One trigger could explain many rooms of the house
The gut clue still leaves a question: why joints, mouth ulcers, fatigue, and brain fog? Chioma's inflammatory genetics help connect those dots. Her IL-6 and TNF-alpha variants can turn a local trigger into a stronger whole-body signal. Her CTLA4 result suggests the immune brake may be slower to settle things down. That does not diagnose an autoimmune disease by itself. It explains why one ongoing trigger could feel like several separate illnesses at once.
Five clinical next steps
- Ask her family doctor about a formal gluten challenge: normal gluten intake, such as at least 2 slices of bread or equivalent per day for 6 weeks, followed by repeat celiac antibodies and possible referral for small bowel biopsy.
- Treat the nutrient deficiencies while the investigation continues. Low ferritin, vitamin D, and B12 are clinically meaningful and should be rechecked after replacement, usually in 8–12 weeks.
- Bring the full pattern to her family doctor in writing: elevated inflammation, borderline celiac antibody after reduced gluten, HLA-DQ2.5, low ferritin, low vitamin D, low B12, and family history of celiac disease and rheumatoid arthritis.

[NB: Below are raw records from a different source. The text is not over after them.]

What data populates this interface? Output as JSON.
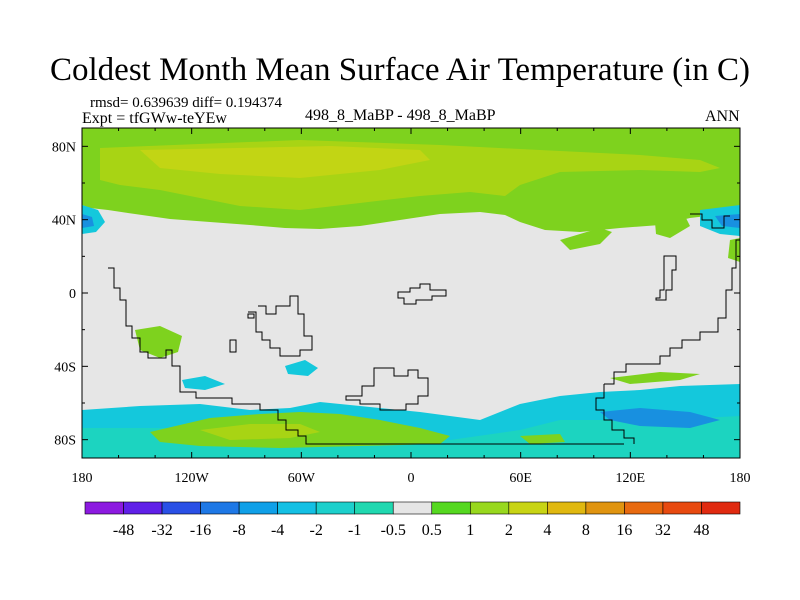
{
  "title": "Coldest Month Mean Surface Air Temperature (in C)",
  "stats_line": "rmsd= 0.639639  diff= 0.194374",
  "experiment_line": "Expt = tfGWw-teYEw",
  "comparison_label": "498_8_MaBP - 498_8_MaBP",
  "season_label": "ANN",
  "chart_data": {
    "type": "heatmap",
    "title": "Coldest Month Mean Surface Air Temperature (in C)",
    "x_axis": {
      "ticks": [
        "180",
        "120W",
        "60W",
        "0",
        "60E",
        "120E",
        "180"
      ],
      "range": [
        -180,
        180
      ]
    },
    "y_axis": {
      "ticks": [
        "80N",
        "40N",
        "0",
        "40S",
        "80S"
      ],
      "range": [
        -90,
        90
      ]
    },
    "colorbar": {
      "labels": [
        "-48",
        "-32",
        "-16",
        "-8",
        "-4",
        "-2",
        "-1",
        "-0.5",
        "0.5",
        "1",
        "2",
        "4",
        "8",
        "16",
        "32",
        "48"
      ],
      "colors": [
        "#8c1ae0",
        "#6020e8",
        "#2a50e6",
        "#1e78e6",
        "#10a0e8",
        "#14c0e4",
        "#1cd0cc",
        "#20d8b0",
        "#e6e6e6",
        "#55d820",
        "#98d81e",
        "#c8d414",
        "#e0b810",
        "#e09410",
        "#e86a10",
        "#e84a10",
        "#e02a10"
      ]
    }
  },
  "colors": {
    "green": "#7ed21e",
    "yellowgreen": "#a8d414",
    "cyan": "#14c8dc",
    "teal": "#1cd4c0",
    "gray": "#e6e6e6",
    "blue": "#1890e0"
  }
}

- Use an anti-inflammatory eating pattern while the workup proceeds. A Mediterranean-style diet with olive oil, fish or algae omega-3s, legumes, vegetables, and minimal ultra-processed food fits her IL-6 and TNF-alpha profile.
- Track symptoms during the gluten challenge. Daily notes on gluten intake, gut symptoms, joint pain, fatigue, and brain fog can make the pattern easier for gastroenterology to evaluate.
Eight weeks of tracking — through the gluten challenge and out the other side
Gluten challenge tracking · B12 · ferritin · vitamin D daily. Chioma tracked gluten challenge days, supplements, and symptoms for 8 weeks. The first three weeks were hardest because she was deliberately eating gluten again. After testing, she switched to strict gluten-free and started B12, iron, and vitamin D. By week 5, the improvement was visible.
- Week 1: Starting the gluten challenge. Symptoms worse already — this is hard.
- Week 2: Worst joint pain in months. But I am documenting it all.
- Week 3: Gut symptoms bad. One missed day when I was too exhausted.
- Week 4: Challenge done. Switching to strict gluten-free today. Starting B12 and iron.
- Week 5: First week feeling slightly better. Brain fog lifting a little.
- Week 6: Energy improving. Joint pain noticeably better than last month.
- Week 7: Referral letter sent. Feeling hopeful for the first time in four years.
- Week 8: Perfect week. Gastro appointment confirmed. I finally have a direction.